Scotland as a nation did not truly cease to exist of course — Scottish law continues as a distinct tradition, and there is a separate national Church of Scotland. And when a Scottish parliament again came into existence, it was inevitable that these associations would be present, and that the historic sovereign powers of the old Parliament of Scotland would be spiritually and politically claimed by the increasingly dominant Scottish nationalists.

The proposal for Scottish independence put forward by the SNP in 2014 looked startlingly like a return to the old union of crowns, with Scotland gaining independence from Westminster, but retaining the monarchy. 

The illusion of devolution thus proves supremely dangerous in this context to the very union the compromise was supposed to secure. In a truly federal country like Germany or America, though there are many disputes at the margins, there is no ultimate ambiguity about the role or legitimacy of the national legislature in making national law.

The US Congress or German Bundestag do not have their authority to rule on local affairs seriously challenged, precisely because in a fully federated nation, the national legislature cannot be said to be acting for one part of the union and not another. But because devolution involves national rather than regional legislatures, and involves Celtic nations but not England, it has rendered itself less federal by the bungled half-measure of devolution. 

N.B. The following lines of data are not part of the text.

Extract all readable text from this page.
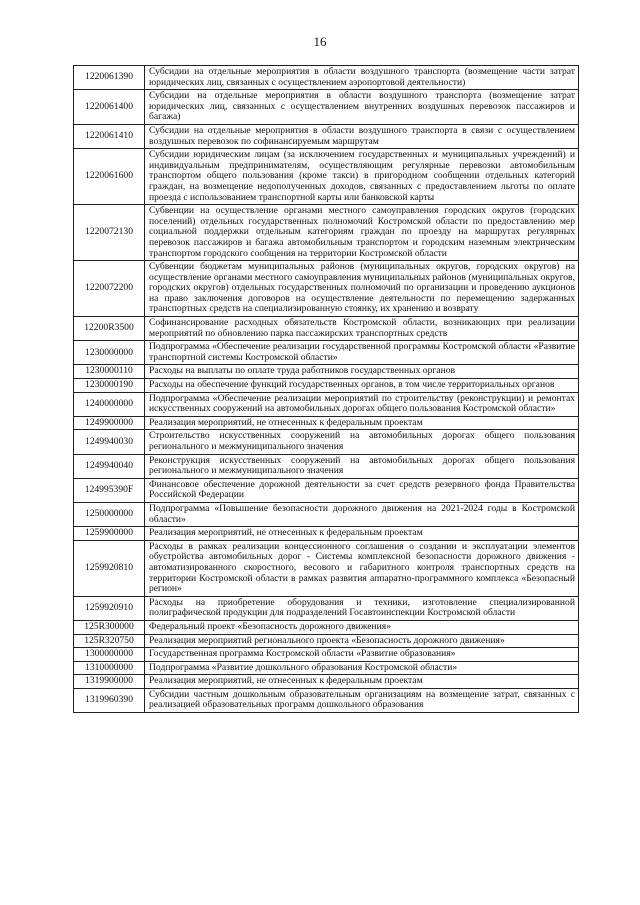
16
1220061390	Субсидии на отдельные мероприятия в области воздушного транспорта (возмещение части затрат юридических лиц, связанных с осуществлением аэропортовой деятельности)
1220061400	Субсидии на отдельные мероприятия в области воздушного транспорта (возмещение затрат юридических лиц, связанных с осуществлением внутренних воздушных перевозок пассажиров и багажа)
1220061410	Субсидии на отдельные мероприятия в области воздушного транспорта в связи с осуществлением воздушных перевозок по софинансируемым маршрутам
1220061600	Субсидии юридическим лицам (за исключением государственных и муниципальных учреждений) и индивидуальным предпринимателям, осуществляющим регулярные перевозки автомобильным транспортом общего пользования (кроме такси) в пригородном сообщении отдельных категорий граждан, на возмещение недополученных доходов, связанных с предоставлением льготы по оплате проезда с использованием транспортной карты или банковской карты
1220072130	Субвенции на осуществление органами местного самоуправления городских округов (городских поселений) отдельных государственных полномочий Костромской области по предоставлению мер социальной поддержки отдельным категориям граждан по проезду на маршрутах регулярных перевозок пассажиров и багажа автомобильным транспортом и городским наземным электрическим транспортом городского сообщения на территории Костромской области
1220072200	Субвенции бюджетам муниципальных районов (муниципальных округов, городских округов) на осуществление органами местного самоуправления муниципальных районов (муниципальных округов, городских округов) отдельных государственных полномочий по организации и проведению аукционов на право заключения договоров на осуществление деятельности по перемещению задержанных транспортных средств на специализированную стоянку, их хранению и возврату
12200R3500	Софинансирование расходных обязательств Костромской области, возникающих при реализации мероприятий по обновлению парка пассажирских транспортных средств
1230000000	Подпрограмма «Обеспечение реализации государственной программы Костромской области «Развитие транспортной системы Костромской области»
1230000110	Расходы на выплаты по оплате труда работников государственных органов
1230000190	Расходы на обеспечение функций государственных органов, в том числе территориальных органов
1240000000	Подпрограмма «Обеспечение реализации мероприятий по строительству (реконструкции) и ремонтах искусственных сооружений на автомобильных дорогах общего пользования Костромской области»
1249900000	Реализация мероприятий, не отнесенных к федеральным проектам
1249940030	Строительство искусственных сооружений на автомобильных дорогах общего пользования регионального и межмуниципального значения
1249940040	Реконструкция искусственных сооружений на автомобильных дорогах общего пользования регионального и межмуниципального значения
124995390F	Финансовое обеспечение дорожной деятельности за счет средств резервного фонда Правительства Российской Федерации
1250000000	Подпрограмма «Повышение безопасности дорожного движения на 2021-2024 годы в Костромской области»
1259900000	Реализация мероприятий, не отнесенных к федеральным проектам
1259920810	Расходы в рамках реализации концессионного соглашения о создании и эксплуатации элементов обустройства автомобильных дорог - Системы комплексной безопасности дорожного движения - автоматизированного скоростного, весового и габаритного контроля транспортных средств на территории Костромской области в рамках развития аппаратно-программного комплекса «Безопасный регион»
1259920910	Расходы на приобретение оборудования и техники, изготовление специализированной полиграфической продукции для подразделений Госавтоинспекции Костромской области
125R300000	Федеральный проект «Безопасность дорожного движения»
125R320750	Реализация мероприятий регионального проекта «Безопасность дорожного движения»
1300000000	Государственная программа Костромской области «Развитие образования»
1310000000	Подпрограмма «Развитие дошкольного образования Костромской области»
1319900000	Реализация мероприятий, не отнесенных к федеральным проектам
1319960390	Субсидии частным дошкольным образовательным организациям на возмещение затрат, связанных с реализацией образовательных программ дошкольного образования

Claims of British exceptionalism are usually made at this point — we’re a union of historic nations, not regions or colonial states. But plenty of federal systems encompass former nations and states, whether the former Kingdom of Bavaria in Germany, the former Republic of Texas in America, neither of which show much serious appetite for secession. 

Serious regional decentralisation of tax powers and policy, internal to Wales and Scotland, as well as spread across England, would allow Westminster to take a legitimate place as a UK-wide parliament, legislating on issues across England, Wales and Scotland, but giving wide latitude for federal states to set their own policy and spending priorities. 

A new constitutional settlement is possible, but it must work with the grain of the British constitution and also recognise that there is no scope for British sovereignty to be diluted or confused. Where we could and should depart from federal systems such as those of Australia or America is in limiting the scope of states, regions and nations to break the moral and social consensus of the country, as the Scottish parliament is attempting to do with its reckless and immoral proposal that children be allowed to set themselves on the path to life altering surgery and drug regimes. 

Rather than opening more forums for culture war issues and experiments in progressive social engineering, decentralisation should focus on bringing decisions about how policy is implemented and resources distributed to a more local level. By empowering levels of government below that of devolved legislatures, the “one party state” of Scotland under the SNP can be challenged and re-democratised, and the legitimacy of the nationalist cause can be undermined whilst empowering the Scottish people. 

Having made fudged the question of decentralisation, we must attempt to form a far more coherent approach, one which restores the legitimacy of Westminster to make decisions for the whole country, gives local people a say, but which maintains the effectiveness of the central state in an ever more threatening and troubled international context.